MV728K Legal Clinic of Refugee Law

Faculty of Law
Autumn 2007
Extent and Intensity
1/0. 2 credit(s). Type of Completion: k (colloquium).
Teacher(s)
prof. JUDr. Dalibor Jílek, CSc. (lecturer)
Mgr. Hana Lupačová, Ph.D. (seminar tutor)
Guaranteed by
prof. JUDr. Dalibor Jílek, CSc.
Department of International and European Law – Faculty of Law
Contact Person: Hana Brzobohatá
Timetable
Mon 24. 9. to Fri 21. 12. each odd Thursday 16:40–18:10 124
Prerequisites
! MV728Z Legal Clinic
Administrative Law.
Course Enrolment Limitations
The course is offered to students of any study field.
The capacity limit for the course is 12 student(s).
Current registration and enrolment status: enrolled: 0/12, only registered: 0/12, only registered with preference (fields directly associated with the programme): 0/12
Course objectives
Freedom of movement is one of milestones of refugee law but in this context it is manifested as the harsh deformation. Since the movement should be a reflection of the free decision and not an enforced act of an individual who flees involuntarily beyond the borders of his country of origin. The reasons for the enforced departure can be seen in the persecution as the absence of de iure or de facto protection of the state and the existence of serious human rights violations as well as the war and disasters. International and domestic law offer different forms of protection: asylum and temporary protection. The asylum as an authoritative act of the state can be of territorial, diplomatic or political forms while the temporary protection is limited in time and structure (residence, health care, shelter and boarding, or work permit) because it enables minimum existence in the territory of the receiving state. The asylum provides security against refoulement, deportation, it provides the protection against the personal jurisdiction of the country of origin but also the right to permanent residence with other benefits. The asylum in the sense of the human right, as regulated in 1969 American Convention on Human Rights, limits the discretion of the state and imposes an obligation of providing international protection if the conditions for the rule are met. The course can mediate the multicultural world in its richness but also show the problems of integrating and assimilating recognised asylum-seekers. Moreover, it reveals different interpretation of the key provisions under the 1951 Geneva Convention and the 1967 New York Protocol relating to the Status of Refugees with the aim of provoking critical legal reasoning and the ability to find adequate interpretation.
Syllabus
  • 1. Pluralism of forms of asylum in domestic and international law. Asylum as the freedom against persecution. Conflicts between the asylum in the competence of the state (diplomatic, territorial and political) and the asylum as the right of an individual. 2. 1951 Geneva Convention and 1967 New York Protocol relating to the Status of Refugees and their temporal, territorial and material scope of applicability. 3. The evolution of the refugee definition before World War II and after that conflict.

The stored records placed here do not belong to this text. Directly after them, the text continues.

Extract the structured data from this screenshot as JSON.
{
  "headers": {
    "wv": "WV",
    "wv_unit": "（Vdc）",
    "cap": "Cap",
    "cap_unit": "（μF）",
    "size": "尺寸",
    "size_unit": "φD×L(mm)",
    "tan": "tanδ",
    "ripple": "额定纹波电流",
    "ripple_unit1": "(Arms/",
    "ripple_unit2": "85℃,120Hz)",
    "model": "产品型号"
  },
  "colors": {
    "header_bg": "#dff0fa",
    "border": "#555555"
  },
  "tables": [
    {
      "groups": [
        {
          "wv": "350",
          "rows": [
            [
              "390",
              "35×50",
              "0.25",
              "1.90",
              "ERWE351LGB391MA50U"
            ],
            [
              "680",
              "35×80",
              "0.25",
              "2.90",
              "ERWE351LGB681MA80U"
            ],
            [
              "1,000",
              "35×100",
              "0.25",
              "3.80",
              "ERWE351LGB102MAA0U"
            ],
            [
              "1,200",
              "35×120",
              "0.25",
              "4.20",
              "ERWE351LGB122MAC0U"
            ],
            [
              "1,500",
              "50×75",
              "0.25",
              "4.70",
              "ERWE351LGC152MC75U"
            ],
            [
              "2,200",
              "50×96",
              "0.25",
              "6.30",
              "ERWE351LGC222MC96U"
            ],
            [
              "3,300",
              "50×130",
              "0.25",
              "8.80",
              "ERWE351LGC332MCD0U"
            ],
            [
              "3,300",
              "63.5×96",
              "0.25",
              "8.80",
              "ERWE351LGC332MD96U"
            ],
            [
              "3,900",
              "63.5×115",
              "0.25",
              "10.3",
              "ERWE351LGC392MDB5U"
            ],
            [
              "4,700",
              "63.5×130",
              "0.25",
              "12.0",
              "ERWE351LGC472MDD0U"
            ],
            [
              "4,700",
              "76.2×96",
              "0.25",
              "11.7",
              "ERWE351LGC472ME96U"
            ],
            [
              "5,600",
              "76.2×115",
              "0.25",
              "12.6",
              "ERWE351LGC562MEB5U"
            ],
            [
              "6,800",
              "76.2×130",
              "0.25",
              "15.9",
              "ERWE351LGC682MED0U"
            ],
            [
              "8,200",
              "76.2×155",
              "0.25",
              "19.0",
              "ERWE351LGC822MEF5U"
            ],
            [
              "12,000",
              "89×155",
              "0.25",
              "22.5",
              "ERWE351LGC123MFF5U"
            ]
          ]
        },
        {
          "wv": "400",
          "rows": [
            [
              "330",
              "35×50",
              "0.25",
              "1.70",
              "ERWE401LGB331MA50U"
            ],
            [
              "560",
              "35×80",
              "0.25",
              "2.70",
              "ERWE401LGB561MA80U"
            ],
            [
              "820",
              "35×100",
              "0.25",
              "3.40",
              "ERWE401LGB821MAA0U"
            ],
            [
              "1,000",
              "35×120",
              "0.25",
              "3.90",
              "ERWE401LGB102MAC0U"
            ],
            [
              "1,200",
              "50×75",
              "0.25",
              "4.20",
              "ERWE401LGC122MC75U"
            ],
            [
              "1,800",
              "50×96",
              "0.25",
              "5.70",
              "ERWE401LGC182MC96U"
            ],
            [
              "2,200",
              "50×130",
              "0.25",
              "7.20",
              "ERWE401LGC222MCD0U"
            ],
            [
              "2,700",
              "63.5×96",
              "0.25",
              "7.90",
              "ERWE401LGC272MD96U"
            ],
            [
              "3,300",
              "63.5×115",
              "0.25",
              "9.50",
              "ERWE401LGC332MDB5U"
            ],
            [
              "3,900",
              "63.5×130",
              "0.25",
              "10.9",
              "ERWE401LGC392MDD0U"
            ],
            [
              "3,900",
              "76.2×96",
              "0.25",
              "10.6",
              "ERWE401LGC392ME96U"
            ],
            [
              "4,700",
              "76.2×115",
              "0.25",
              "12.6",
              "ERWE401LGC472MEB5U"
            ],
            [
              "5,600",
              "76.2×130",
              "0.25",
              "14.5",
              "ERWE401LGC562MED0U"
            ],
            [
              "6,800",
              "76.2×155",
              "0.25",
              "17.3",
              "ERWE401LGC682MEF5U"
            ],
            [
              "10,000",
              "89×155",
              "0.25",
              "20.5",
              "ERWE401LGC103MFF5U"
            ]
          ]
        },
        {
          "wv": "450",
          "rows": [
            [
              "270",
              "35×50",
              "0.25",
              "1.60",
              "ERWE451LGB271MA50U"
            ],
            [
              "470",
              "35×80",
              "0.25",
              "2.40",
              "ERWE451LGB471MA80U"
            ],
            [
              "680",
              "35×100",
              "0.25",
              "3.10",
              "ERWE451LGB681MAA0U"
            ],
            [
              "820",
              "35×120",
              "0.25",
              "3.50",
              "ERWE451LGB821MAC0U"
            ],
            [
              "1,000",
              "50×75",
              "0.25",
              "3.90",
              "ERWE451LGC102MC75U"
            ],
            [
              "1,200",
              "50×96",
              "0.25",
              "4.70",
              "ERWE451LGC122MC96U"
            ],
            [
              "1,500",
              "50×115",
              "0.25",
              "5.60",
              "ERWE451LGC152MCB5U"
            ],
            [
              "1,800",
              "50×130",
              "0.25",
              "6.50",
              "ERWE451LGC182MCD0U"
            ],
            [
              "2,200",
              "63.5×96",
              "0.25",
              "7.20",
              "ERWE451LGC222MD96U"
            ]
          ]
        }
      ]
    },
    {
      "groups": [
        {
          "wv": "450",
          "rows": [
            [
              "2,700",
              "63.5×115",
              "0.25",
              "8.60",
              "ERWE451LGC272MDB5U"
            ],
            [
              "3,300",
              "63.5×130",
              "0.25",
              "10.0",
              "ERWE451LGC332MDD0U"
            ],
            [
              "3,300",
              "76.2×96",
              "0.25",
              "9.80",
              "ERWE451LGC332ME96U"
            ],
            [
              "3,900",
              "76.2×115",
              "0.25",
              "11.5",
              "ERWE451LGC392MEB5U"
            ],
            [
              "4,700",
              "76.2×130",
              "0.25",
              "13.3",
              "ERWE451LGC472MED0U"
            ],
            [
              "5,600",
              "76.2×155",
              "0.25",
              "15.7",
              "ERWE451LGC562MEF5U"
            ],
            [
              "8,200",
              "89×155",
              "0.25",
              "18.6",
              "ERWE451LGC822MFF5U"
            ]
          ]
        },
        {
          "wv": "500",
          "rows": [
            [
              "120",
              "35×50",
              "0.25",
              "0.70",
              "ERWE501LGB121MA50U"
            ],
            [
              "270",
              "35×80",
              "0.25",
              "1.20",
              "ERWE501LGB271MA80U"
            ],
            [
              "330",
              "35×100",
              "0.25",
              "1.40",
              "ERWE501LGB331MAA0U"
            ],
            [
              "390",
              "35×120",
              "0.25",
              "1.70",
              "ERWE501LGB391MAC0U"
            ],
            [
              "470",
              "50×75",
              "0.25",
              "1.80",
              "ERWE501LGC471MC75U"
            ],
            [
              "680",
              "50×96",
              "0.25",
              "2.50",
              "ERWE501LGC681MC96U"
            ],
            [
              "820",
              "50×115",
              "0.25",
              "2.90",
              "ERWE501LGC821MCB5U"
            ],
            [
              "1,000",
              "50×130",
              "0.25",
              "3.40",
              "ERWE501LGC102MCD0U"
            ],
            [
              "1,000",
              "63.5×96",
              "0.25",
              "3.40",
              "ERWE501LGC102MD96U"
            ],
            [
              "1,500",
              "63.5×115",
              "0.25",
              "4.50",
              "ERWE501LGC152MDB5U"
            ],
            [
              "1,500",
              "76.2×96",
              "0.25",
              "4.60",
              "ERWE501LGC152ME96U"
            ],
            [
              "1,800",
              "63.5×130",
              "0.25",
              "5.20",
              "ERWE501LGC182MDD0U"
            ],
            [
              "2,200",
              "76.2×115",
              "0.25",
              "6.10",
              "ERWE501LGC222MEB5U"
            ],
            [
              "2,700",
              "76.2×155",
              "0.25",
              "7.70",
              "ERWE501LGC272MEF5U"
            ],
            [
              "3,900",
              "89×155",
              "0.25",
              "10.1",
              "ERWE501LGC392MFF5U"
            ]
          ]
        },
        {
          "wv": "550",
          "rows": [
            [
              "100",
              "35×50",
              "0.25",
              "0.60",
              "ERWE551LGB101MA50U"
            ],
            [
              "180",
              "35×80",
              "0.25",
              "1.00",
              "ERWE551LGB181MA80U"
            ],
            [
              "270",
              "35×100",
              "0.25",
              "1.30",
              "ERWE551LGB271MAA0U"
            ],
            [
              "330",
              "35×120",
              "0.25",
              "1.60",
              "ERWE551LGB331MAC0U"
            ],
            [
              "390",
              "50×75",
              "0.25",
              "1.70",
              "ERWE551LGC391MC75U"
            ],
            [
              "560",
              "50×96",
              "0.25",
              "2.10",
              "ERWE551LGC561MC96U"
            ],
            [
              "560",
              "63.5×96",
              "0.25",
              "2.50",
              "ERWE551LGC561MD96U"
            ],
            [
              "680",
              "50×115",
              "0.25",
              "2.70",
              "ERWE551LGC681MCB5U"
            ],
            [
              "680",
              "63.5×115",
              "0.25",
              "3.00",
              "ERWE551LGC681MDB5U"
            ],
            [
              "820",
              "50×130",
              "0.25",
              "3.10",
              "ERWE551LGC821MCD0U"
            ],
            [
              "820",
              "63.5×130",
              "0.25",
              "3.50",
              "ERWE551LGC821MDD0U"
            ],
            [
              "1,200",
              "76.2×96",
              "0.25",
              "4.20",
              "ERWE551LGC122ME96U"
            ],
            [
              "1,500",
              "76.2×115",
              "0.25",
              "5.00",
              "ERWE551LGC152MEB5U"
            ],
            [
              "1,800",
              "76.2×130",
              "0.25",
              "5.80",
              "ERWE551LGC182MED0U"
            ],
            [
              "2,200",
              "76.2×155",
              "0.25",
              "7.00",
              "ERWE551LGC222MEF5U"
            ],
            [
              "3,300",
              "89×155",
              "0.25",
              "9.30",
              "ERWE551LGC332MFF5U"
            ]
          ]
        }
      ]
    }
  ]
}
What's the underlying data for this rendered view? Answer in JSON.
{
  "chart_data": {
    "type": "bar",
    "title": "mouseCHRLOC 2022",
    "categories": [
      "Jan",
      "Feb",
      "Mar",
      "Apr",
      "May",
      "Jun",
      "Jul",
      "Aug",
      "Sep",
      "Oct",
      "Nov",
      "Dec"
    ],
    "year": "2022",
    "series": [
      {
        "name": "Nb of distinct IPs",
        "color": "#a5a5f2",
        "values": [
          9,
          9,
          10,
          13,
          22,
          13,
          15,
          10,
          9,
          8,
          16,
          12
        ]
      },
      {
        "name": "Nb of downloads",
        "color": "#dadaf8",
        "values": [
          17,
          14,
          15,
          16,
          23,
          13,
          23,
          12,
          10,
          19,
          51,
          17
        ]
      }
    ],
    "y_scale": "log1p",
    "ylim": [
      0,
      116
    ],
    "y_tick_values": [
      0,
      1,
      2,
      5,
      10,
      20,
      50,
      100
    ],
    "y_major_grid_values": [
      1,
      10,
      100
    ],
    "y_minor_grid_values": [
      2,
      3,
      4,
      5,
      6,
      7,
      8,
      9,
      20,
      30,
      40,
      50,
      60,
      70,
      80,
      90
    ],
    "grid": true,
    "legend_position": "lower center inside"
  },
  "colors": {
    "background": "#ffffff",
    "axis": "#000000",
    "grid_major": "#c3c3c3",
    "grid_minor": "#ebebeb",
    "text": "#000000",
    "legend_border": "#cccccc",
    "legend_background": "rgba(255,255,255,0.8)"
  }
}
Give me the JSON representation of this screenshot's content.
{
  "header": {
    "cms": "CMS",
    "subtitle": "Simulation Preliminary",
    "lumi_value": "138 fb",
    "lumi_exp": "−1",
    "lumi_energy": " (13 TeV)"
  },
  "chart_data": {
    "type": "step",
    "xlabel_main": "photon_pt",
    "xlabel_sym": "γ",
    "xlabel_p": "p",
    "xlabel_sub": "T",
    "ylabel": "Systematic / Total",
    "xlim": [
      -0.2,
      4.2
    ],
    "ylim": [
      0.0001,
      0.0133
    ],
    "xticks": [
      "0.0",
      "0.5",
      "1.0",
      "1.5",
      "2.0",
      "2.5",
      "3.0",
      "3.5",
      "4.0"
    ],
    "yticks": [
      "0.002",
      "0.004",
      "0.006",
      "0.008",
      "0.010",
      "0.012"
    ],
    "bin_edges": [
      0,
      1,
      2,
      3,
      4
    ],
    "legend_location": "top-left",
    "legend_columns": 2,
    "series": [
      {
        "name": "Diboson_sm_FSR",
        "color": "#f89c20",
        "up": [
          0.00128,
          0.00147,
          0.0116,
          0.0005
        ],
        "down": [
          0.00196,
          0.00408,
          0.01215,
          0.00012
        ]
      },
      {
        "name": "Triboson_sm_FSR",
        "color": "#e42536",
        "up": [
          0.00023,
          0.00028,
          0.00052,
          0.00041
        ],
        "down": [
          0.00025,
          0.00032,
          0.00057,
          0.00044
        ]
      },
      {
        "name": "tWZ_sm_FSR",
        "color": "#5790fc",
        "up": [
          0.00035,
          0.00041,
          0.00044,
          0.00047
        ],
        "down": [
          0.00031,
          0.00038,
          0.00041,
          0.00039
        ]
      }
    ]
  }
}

Legal definition of a refugee in accordance with 1951 Geneva Convention and its key concepts: persecution for reasons of race, religion, nationality, membership of a particular social group or political opinion. 4. Exclusion and cessation clauses in determining the refugee under the 1951 Geneva Convention and their systematic and purposeful interpretation. 5. The analysis of the non-refoulement principle with the aspect to personal, temporal, territorial and material ambit. 6. Temporary protection in domestic and international law. Critical analysis of the provision under the 2000 Aliens Act of the Czech Republic. The concept of "save countries" and its consequences. 7. The tasks of the UN High Commissioner for Refugees Office (UNHCR).
Literature
  • JÍLEK, Dalibor. Společný evropský azylový systém:právní pojem "pronásledování" : sborník (The Common European Asylum System: The Common Concept of "Persecution"). 1. vyd. Brno: Masarykova univerzita. 275 pp. (Spisy PrF MU v Brně. Řada teoretická ; Sv. 292). ISBN 80-210-3798-9. 2005. info
Language of instruction
Czech
Further Comments
Study Materials
The course is taught each semester.
The course is also listed under the following terms Autumn 2006, Autumn 2008, Autumn 2009, Autumn 2010, Autumn 2011, Autumn 2012, Autumn 2013, Autumn 2014, Autumn 2015, Autumn 2016, Autumn 2017, Autumn 2019, Spring 2021, Spring 2022, Spring 2023, Spring 2024, Spring 2025.